I haven’t done much since the end of the 2017 season. Spring training is starting up but we can’t make any analysis until May, possibly mid May. Hopefully by that time the simulations will have been completed and run against our dataset that consists of the last 7 years of daily lines for each game. If this system can show a clear margin we have something. If not then we need to figure out why.
A prototype web portal to this data model will be developed throughout the season. This blog concentrates on the Cubs but this analysis can be done for any team, for any season. The web portal will be turned into a prototype app for anyone to quickly look up anything about baseball through the lens of this data model.
The next post will be a career based ranking based upon whatever we can discern from various team’s player rosters. The Cubs have quite a few high ranking career players now compared to the earlier years after the Ricketts purchased the team. You can click on baseball.brandylion.com/seasons and peruse various careers by drilling down. This data covers everything up to including 2013 so it’s quite out of date. That will be made current.
Apparently mlb.com now publishes detailed box scores and event data for each game in XML. We used to rely on retrosheet.org who publish this yearly in December well after the season is over. We have certain stats like RISP which we introduce here. that can’t be calculated without event data. We should probably write another RISP article before May as well.

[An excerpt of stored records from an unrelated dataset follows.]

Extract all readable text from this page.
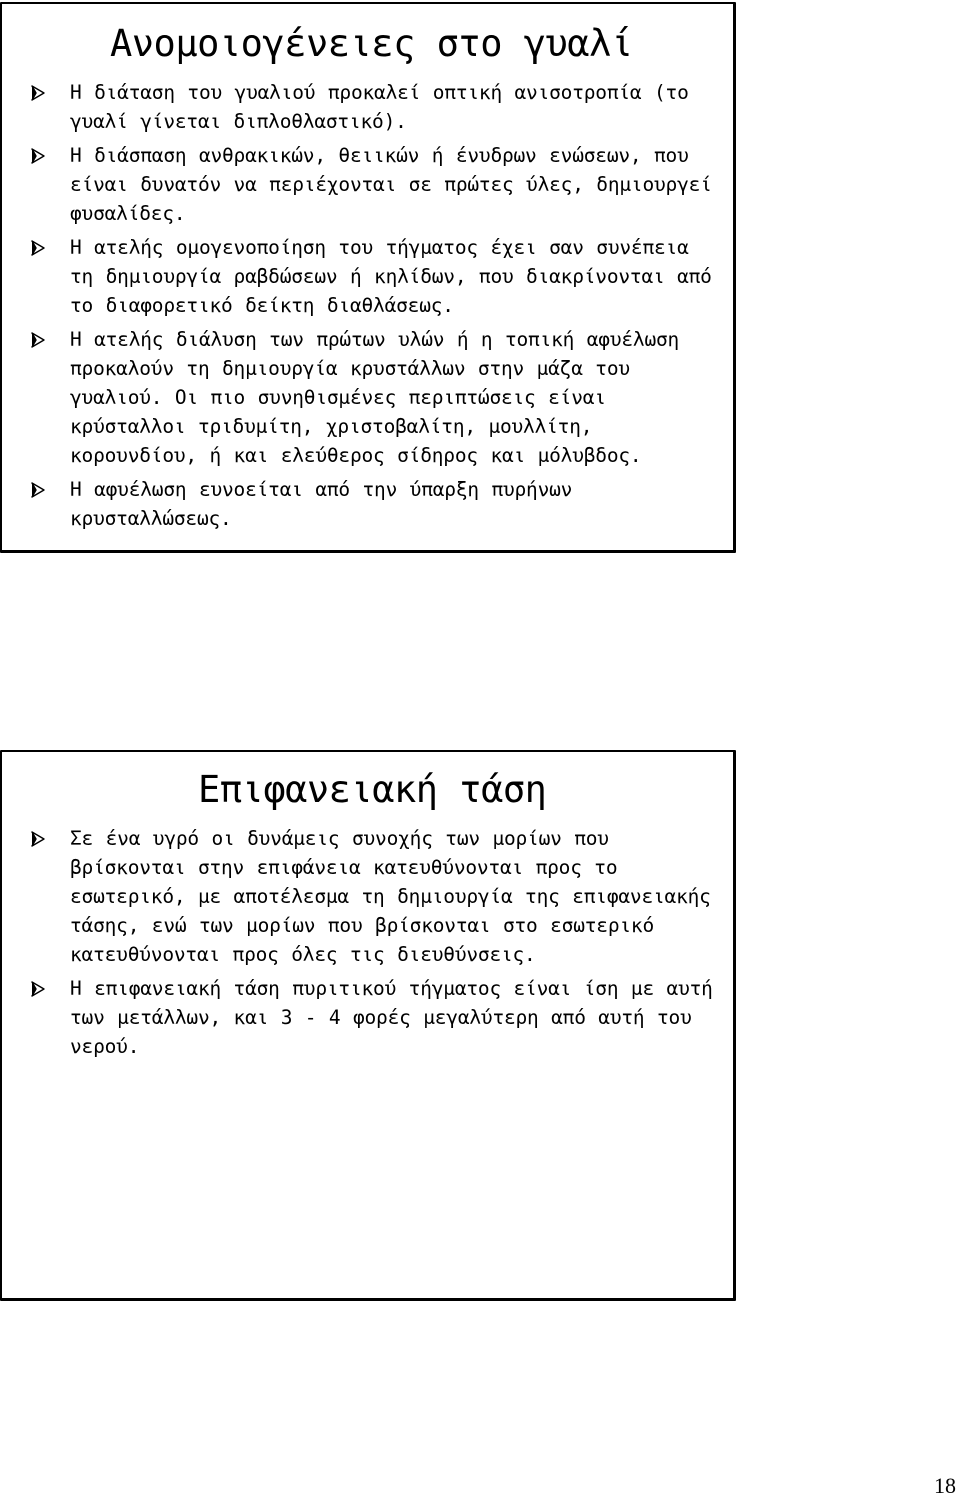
Ανομοιογένειες στο γυαλί
Η διάταση του γυαλιού προκαλεί οπτική ανισοτροπία (το γυαλί γίνεται διπλοθλαστικό).
Η διάσπαση ανθρακικών, θειικών ή ένυδρων ενώσεων, που είναι δυνατόν να περιέχονται σε πρώτες ύλες, δημιουργεί φυσαλίδες.
Η ατελής ομογενοποίηση του τήγματος έχει σαν συνέπεια τη δημιουργία ραβδώσεων ή κηλίδων, που διακρίνονται από το διαφορετικό δείκτη διαθλάσεως.
Η ατελής διάλυση των πρώτων υλών ή η τοπική αφυέλωση προκαλούν τη δημιουργία κρυστάλλων στην μάζα του γυαλιού. Οι πιο συνηθισμένες περιπτώσεις είναι κρύσταλλοι τριδυμίτη, χριστοβαλίτη, μουλλίτη, κορουνδίου, ή και ελεύθερος σίδηρος και μόλυβδος.
Η αφυέλωση ευνοείται από την ύπαρξη πυρήνων κρυσταλλώσεως.
Επιφανειακή τάση
Σε ένα υγρό οι δυνάμεις συνοχής των μορίων που βρίσκονται στην επιφάνεια κατευθύνονται προς το εσωτερικό, με αποτέλεσμα τη δημιουργία της επιφανειακής τάσης, ενώ των μορίων που βρίσκονται στο εσωτερικό κατευθύνονται προς όλες τις διευθύνσεις.
Η επιφανειακή τάση πυριτικού τήγματος είναι ίση με αυτή των μετάλλων, και 3 - 4 φορές μεγαλύτερη από αυτή του νερού.
18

And finally, the Cubs just acquired Yu Darvish for $21/year for 6 years. I am not an MBA we don’t have a good way to determine whether that’s a good deal. All we can do is look at his career.
He has had a solid career with his best season in 2013 which is his upside potential. If he pitches like that the Cubs will be in good shape. For 2017 you have to add TEX and LAN together giving him a WAA=2.3. This ranks him #157 for the season, top 200.
The above numbers don’t mean much unless put into context with the entire MLB player dataset from 1900-2016. That will be fodder for another before May article. Until then….